Нужно сказать, что пожилой Симха Барбаш провожал угоняемых колонистов до самой железной дороги. И в пути помогал людям чем мог. Зато молодой Штиллерман на Украине ещё, а потом два с половиною года на этапе до Красноярска, и начальник конвоиров Абрамзон, и зам его истязали ссыльных. И даже интеллигентно выглядевший Самуил Шмулевич /в 30–е годы Бериславский секретарь, он через 8 лет будет, наконец, расстрелян/, он был непосредственным виновником каждодневных страданий ссылаемых и гибели их десятками, возможно сотнями по пути в Сибирь; он сам расстреливал их за всё: за «саботаж» и «контрреволюцию», за «неповиновение» и «мятежи», когда люди просили у него разрешения похоронить у пути умерших в вагонах… Расстреливал подло, из–за угла! И сам же похвалялся: «Гадство это стреляю «влёт»! Как гусей!» И ещё: «Мне этот вот р–р–революционный «Маузер» дан для истребления вас, контр–ры! И я буду вас истреблять!»
Дважды за многомесячный путь комендантами эшелона, — временно, по отсутствии в отпусках Абрамзона, — становились «чужие» — неважно, — татары ли, или тоже евреи, но люди. И был порядок: невесть чем, но исправно кормили, после солёной рыбы воду давали. Главное, если смерть в вагонах случалась ночами, позволяли, — по–быстрому, конечно, — хоронить покойников у пути. А этот — нивкакую: «Нету вам, гадам, места в нашей русской земле!». Но места находились.
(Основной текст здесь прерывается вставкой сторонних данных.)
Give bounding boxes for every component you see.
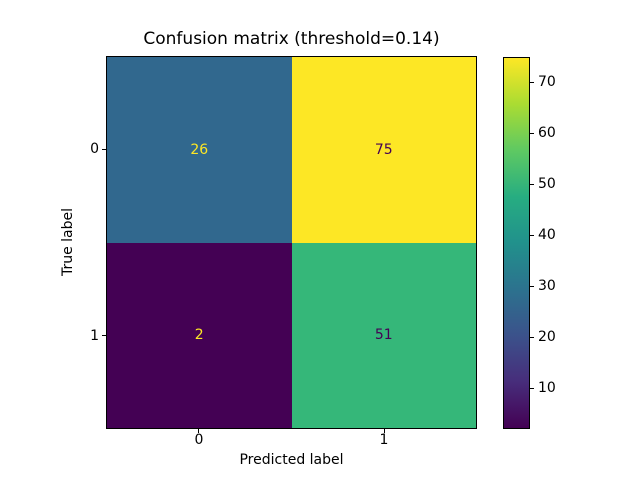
colorbar-tick: 50: [530, 176, 556, 192]
colorbar-tick-mark: [530, 132, 534, 134]
colorbar-ticks: 10 20 30 40 50 60 70: [530, 57, 600, 429]
colorbar-tick-label: 70: [538, 74, 556, 91]
cell-value: 26: [190, 141, 209, 158]
colorbar-tick-label: 10: [538, 380, 556, 397]
colorbar-tick-mark: [530, 183, 534, 185]
colorbar-tick: 60: [530, 125, 556, 141]
cell-value: 2: [194, 327, 204, 344]
x-tick-label: 1: [379, 432, 389, 448]
cell-value: 75: [374, 141, 393, 158]
colorbar-gradient: [503, 57, 530, 429]
y-tick-label: 1: [90, 328, 99, 344]
colorbar-tick: 10: [530, 380, 556, 396]
x-tick-mark: [198, 429, 199, 433]
heatmap-cell-r1c1: 51: [291, 242, 476, 428]
colorbar-tick-mark: [530, 285, 534, 287]
colorbar-tick-label: 20: [538, 329, 556, 346]
heatmap-axes: 26 75 2 51: [106, 56, 477, 429]
heatmap-cell-r0c0: 26: [107, 57, 292, 243]
colorbar-tick-mark: [530, 81, 534, 83]
y-tick-label: 0: [90, 141, 99, 157]
colorbar-tick: 30: [530, 278, 556, 294]
y-axis-label: True label: [60, 207, 76, 277]
x-tick-label: 0: [194, 432, 204, 448]
colorbar-tick: 20: [530, 329, 556, 345]
y-tick-mark: [102, 335, 106, 336]
y-tick-mark: [102, 149, 106, 150]
colorbar-tick-label: 50: [538, 176, 556, 193]
cell-value: 51: [374, 327, 393, 344]
colorbar-tick-mark: [530, 234, 534, 236]
chart-title: Confusion matrix (threshold=0.14): [143, 29, 440, 49]
colorbar-tick-label: 40: [538, 227, 556, 244]
x-tick-mark: [384, 429, 385, 433]
heatmap-cell-r0c1: 75: [291, 57, 476, 243]
colorbar-tick: 70: [530, 74, 556, 90]
heatmap-cell-r1c0: 2: [107, 242, 292, 428]
colorbar-tick-label: 30: [538, 278, 556, 295]
colorbar-tick: 40: [530, 227, 556, 243]
colorbar-tick-mark: [530, 387, 534, 389]
colorbar-tick-mark: [530, 336, 534, 338]
colorbar-tick-label: 60: [538, 125, 556, 142]
x-axis-label: Predicted label: [239, 452, 344, 468]
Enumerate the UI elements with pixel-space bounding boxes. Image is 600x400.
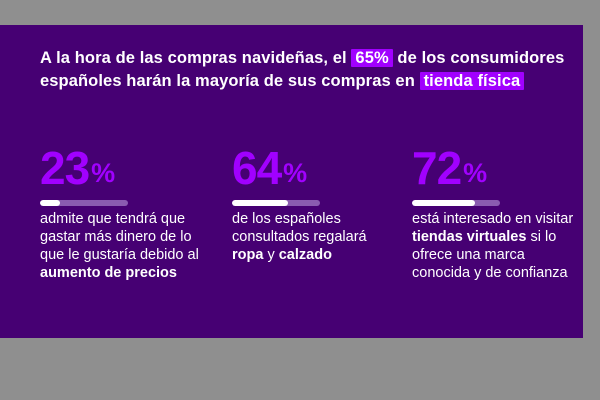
description-bold-text: tiendas virtuales bbox=[412, 229, 527, 245]
stat-number: 64 bbox=[232, 142, 282, 194]
headline-text-2: de los consumidores españoles harán la m… bbox=[40, 49, 565, 90]
progress-fill bbox=[412, 200, 476, 206]
stat-unit: % bbox=[463, 158, 488, 188]
stat-description: admite que tendrá que gastar más dinero … bbox=[40, 210, 210, 282]
description-text: de los españoles consultados regalará bbox=[232, 211, 367, 245]
headline-highlight-percent: 65% bbox=[351, 49, 393, 67]
description-text: admite que tendrá que gastar más dinero … bbox=[40, 211, 199, 263]
progress-fill bbox=[40, 200, 61, 206]
stat-value: 72% bbox=[412, 145, 582, 191]
stat-unit: % bbox=[91, 158, 116, 188]
progress-bar bbox=[40, 200, 128, 206]
headline-text-1: A la hora de las compras navideñas, el bbox=[40, 49, 352, 67]
stat-description: está interesado en visitar tiendas virtu… bbox=[412, 210, 582, 282]
description-bold-text: calzado bbox=[278, 247, 332, 263]
description-text: y bbox=[263, 247, 279, 263]
stat-block-3: 72% está interesado en visitar tiendas v… bbox=[412, 145, 582, 282]
description-bold-text: ropa bbox=[232, 247, 264, 263]
stat-unit: % bbox=[283, 158, 308, 188]
description-text: si lo ofrece una marca conocida y de con… bbox=[412, 229, 568, 281]
headline: A la hora de las compras navideñas, el 6… bbox=[40, 47, 570, 93]
description-text: está interesado en visitar bbox=[412, 211, 574, 227]
description-bold-text: aumento de precios bbox=[40, 265, 177, 281]
infographic-panel: A la hora de las compras navideñas, el 6… bbox=[0, 25, 583, 338]
stat-block-2: 64% de los españoles consultados regalar… bbox=[232, 145, 402, 264]
progress-bar bbox=[232, 200, 320, 206]
stat-value: 64% bbox=[232, 145, 402, 191]
progress-bar bbox=[412, 200, 500, 206]
progress-fill bbox=[232, 200, 289, 206]
stat-number: 72 bbox=[412, 142, 462, 194]
headline-highlight-store: tienda física bbox=[419, 72, 525, 90]
stat-block-1: 23% admite que tendrá que gastar más din… bbox=[40, 145, 210, 282]
stat-number: 23 bbox=[40, 142, 90, 194]
stat-value: 23% bbox=[40, 145, 210, 191]
stat-description: de los españoles consultados regalará ro… bbox=[232, 210, 402, 264]
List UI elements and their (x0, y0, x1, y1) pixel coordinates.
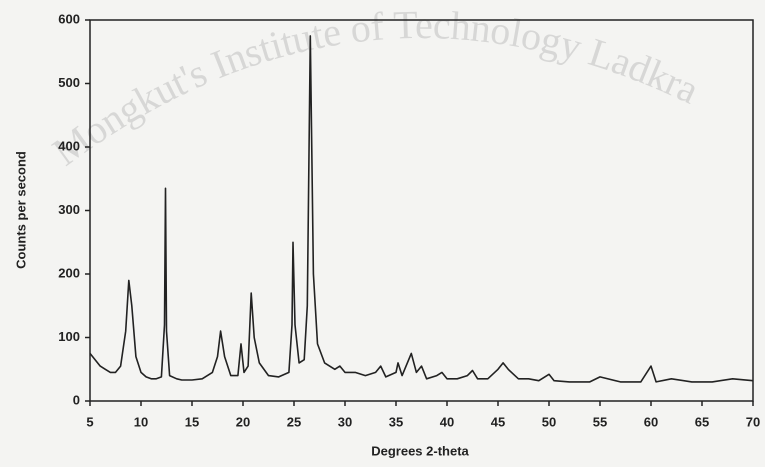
x-tick-label: 40 (440, 414, 454, 429)
x-tick-label: 35 (389, 414, 403, 429)
watermark: Mongkut's Institute of Technology Ladkra (44, 2, 706, 174)
y-tick-label: 100 (58, 329, 80, 344)
y-axis-label: Counts per second (13, 151, 28, 269)
x-tick-label: 50 (542, 414, 556, 429)
x-tick-label: 45 (491, 414, 505, 429)
x-tick-label: 30 (338, 414, 352, 429)
y-tick-label: 500 (58, 75, 80, 90)
x-tick-label: 5 (86, 414, 93, 429)
x-tick-label: 60 (644, 414, 658, 429)
x-tick-label: 15 (185, 414, 199, 429)
x-tick-label: 65 (695, 414, 709, 429)
watermark-text: Mongkut's Institute of Technology Ladkra (44, 2, 706, 174)
y-tick-label: 300 (58, 202, 80, 217)
x-axis-label: Degrees 2-theta (371, 443, 469, 458)
y-tick-label: 0 (73, 392, 80, 407)
x-tick-label: 55 (593, 414, 607, 429)
y-tick-label: 400 (58, 138, 80, 153)
x-tick-label: 70 (746, 414, 760, 429)
x-tick-label: 10 (134, 414, 148, 429)
y-tick-label: 200 (58, 265, 80, 280)
x-tick-label: 20 (236, 414, 250, 429)
x-tick-label: 25 (287, 414, 301, 429)
data-line (89, 35, 754, 383)
y-tick-label: 600 (58, 11, 80, 26)
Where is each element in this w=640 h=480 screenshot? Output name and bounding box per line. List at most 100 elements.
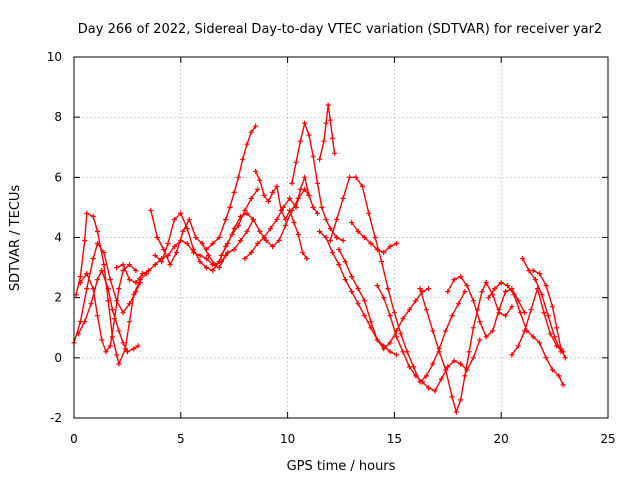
data-point [509, 352, 515, 358]
series-track-17 [349, 219, 400, 256]
data-point [490, 328, 496, 334]
data-point [310, 204, 316, 210]
data-point [293, 159, 299, 165]
data-point [107, 343, 113, 349]
data-point [282, 222, 289, 229]
data-point [387, 243, 393, 250]
x-axis: 0 5 10 15 20 25 [70, 57, 616, 446]
data-point [528, 307, 534, 313]
data-point [116, 286, 122, 292]
data-point [355, 228, 361, 235]
data-point [458, 361, 464, 367]
data-point [517, 310, 523, 316]
data-point [99, 268, 105, 274]
data-point [361, 234, 368, 241]
series-track-18 [374, 283, 483, 394]
data-point [314, 210, 321, 216]
data-point [498, 280, 504, 286]
data-point [387, 313, 393, 319]
data-point [413, 298, 419, 304]
data-point [334, 234, 340, 241]
data-point [218, 252, 224, 259]
data-point [105, 286, 111, 292]
data-point [180, 228, 186, 235]
data-point [197, 259, 203, 265]
data-point [257, 177, 263, 183]
series-trace [73, 242, 141, 344]
data-point [178, 210, 184, 216]
data-point [393, 334, 400, 340]
data-point [485, 295, 491, 301]
data-point [244, 141, 250, 147]
data-point [445, 364, 451, 370]
series-track-04 [77, 262, 139, 355]
data-point [306, 132, 312, 138]
data-point [297, 138, 303, 144]
data-point [287, 195, 293, 201]
data-point [530, 268, 536, 274]
data-point [374, 283, 380, 289]
data-point [430, 328, 436, 334]
data-point [242, 207, 248, 213]
data-point [242, 256, 248, 262]
data-point [263, 237, 269, 244]
data-point [323, 234, 329, 241]
data-point [393, 352, 400, 358]
data-point [94, 313, 101, 319]
data-point [297, 186, 303, 192]
data-point [184, 240, 190, 247]
data-point [282, 216, 289, 223]
data-point [329, 249, 336, 256]
data-point [295, 231, 301, 238]
data-point [165, 240, 171, 247]
data-point [349, 219, 355, 226]
chart-title: Day 266 of 2022, Sidereal Day-to-day VTE… [78, 22, 602, 37]
data-point [426, 385, 432, 391]
data-point [387, 340, 393, 346]
data-point [120, 262, 126, 268]
data-point [470, 355, 476, 361]
data-point [289, 180, 295, 186]
data-point [314, 180, 321, 186]
data-point [112, 316, 118, 322]
data-point [327, 225, 333, 232]
data-point [520, 256, 526, 262]
data-point [317, 228, 323, 235]
data-point [203, 246, 209, 253]
series-trace [419, 281, 513, 413]
data-point [359, 183, 365, 189]
data-point [381, 346, 387, 352]
x-tick-label: 5 [177, 432, 185, 446]
data-point [368, 319, 374, 325]
data-point [449, 394, 455, 400]
series-trace [75, 212, 148, 365]
grid-lines [74, 57, 608, 418]
data-point [88, 301, 94, 307]
data-point [173, 249, 180, 256]
data-point [84, 286, 90, 292]
data-point [84, 271, 90, 277]
data-point [323, 216, 329, 223]
data-point [250, 216, 256, 223]
data-point [253, 123, 259, 129]
data-point [349, 289, 355, 295]
data-point [278, 207, 284, 213]
data-point [120, 310, 126, 316]
data-point [253, 168, 259, 174]
data-point [152, 252, 158, 259]
data-point [342, 259, 348, 265]
data-point [184, 225, 190, 232]
data-point [353, 174, 359, 180]
data-point [216, 265, 222, 271]
data-point [235, 222, 242, 229]
series-track-06 [148, 207, 256, 268]
data-point [82, 319, 88, 325]
data-point [287, 207, 293, 213]
data-point [366, 210, 372, 216]
data-point [458, 274, 464, 280]
data-point [135, 343, 141, 349]
data-point [231, 225, 237, 232]
data-point [261, 234, 267, 241]
data-point [543, 283, 549, 289]
data-point [99, 337, 105, 343]
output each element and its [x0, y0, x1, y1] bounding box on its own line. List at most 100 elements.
Для таких, как он, тоже.
Я тяжко переживал бесхитростные рассказы «одноэтапников» покойной русской графини, потомка великих российских родов. И тешил себя мыслью, что то всё было на Украине, где евреев полно. И вполне закономерно, что именно подонки из моего племени отирались в комиссарах–убийцах. Только не получалось тешиться, когда узнавал, тоже от не очень болтливых людей, что «не на одной еврейской Украине такое творилось…»
Когда предновогодней зимою 1952 ввязан я был в сомнительнейшую операцию «по спасению от депортации и гибели» новосибирских евреев, случился у меня неожиданный разговор с человеком, на плечах которого был немалый по тому времени груз сокрытия от зверевших властей беглых японцев, немцев, да и наших, советских зэков. Я очень ждал его возвращения из командировки на Афинажное предприятие, куда он, фельдъегерь спецсвязи, отвозил золото. При встрече и после краткого доклада ему о ситуации, в которой оказались беспокойством добрейшего новосибирского раввина Слуцкого, — Аркаша Тычкин, один из самых близких сибирских моих друзей, бросил мне: «А тибе–то пошто в такея дела соватьси? Ты–то чего заметалси? Или у тибе другех забот мало?»